14. The system of claim 13, wherein training the relationship scoring machine learning model to determine relationship scores comprises:

training the relationship scoring machine learning model to determine a relationship score for a pair of the first node and the second node using the first node embedding and the second node embedding.

15. The system of claim 13, wherein the relationship scoring machine learning model further includes a third model tower and wherein the processing device is further to:

train the third model tower to generate a node pair embedding using pair features for a pair of the first node and the second node.

16. The system of claim 11, wherein the processing device is further to:

generate training data comprising pair features for the node pairs.

17. The system of claim 11, wherein filtering the logging data using the network data comprises:

determining shared features for the node pairs using the network data; and

filtering the logging data using the shared features.

18. The system of claim 11, wherein filtering the logging data using the network data comprises:

determining content types for the logging data by applying a trained machine learning model to the logging data; and

filtering the logging data using the content types.

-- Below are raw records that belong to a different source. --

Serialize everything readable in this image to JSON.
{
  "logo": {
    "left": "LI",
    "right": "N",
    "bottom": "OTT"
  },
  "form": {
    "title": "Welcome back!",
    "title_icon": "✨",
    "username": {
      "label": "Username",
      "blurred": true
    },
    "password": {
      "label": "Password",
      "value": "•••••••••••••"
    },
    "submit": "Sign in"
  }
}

19. The system of claim 11, wherein generating the weakly labeled data comprises:

generating the weakly labeled data using an autoencoder.

20. A system comprising:

at least one memory device; and

a processing device, operatively coupled with the at least one memory device, to:

receive network data for a plurality of nodes of a graph network of an online system, wherein the network data comprises information about connections between the plurality of nodes for a plurality of channels;

receive logging data for entities associated with the plurality of nodes of graph network, wherein the logging data comprises interactions between the entities associated with the plurality of nodes and content of the online system for the plurality of channels;

generate weakly labeled data by filtering the logging data using the network data, wherein the weakly labeled data comprises a subset of the interactions between the entities associated with the plurality of nodes and the content of the online system for the plurality of channels;

generate training data for a relationship scoring machine learning model, wherein the training data comprises input features of node pairs of the plurality of nodes and the weakly labeled data;

train the relationship scoring machine learning model to determine:

a plurality of channel relationship scores for the plurality of nodes by using the training data;

a plurality of channel weights for the plurality of channels using the training data; and

relationship scores for the plurality of nodes using the plurality of channel relationship scores and the plurality of channel weights;

generate input data for the trained relationship scoring machine learning model, wherein the input data comprises input features associated with a first node of the plurality of nodes and input features associated with a second node of the plurality of nodes; and

couple the trained relationship scoring machine learning model to an input of a recommendation system to provide a recommendation.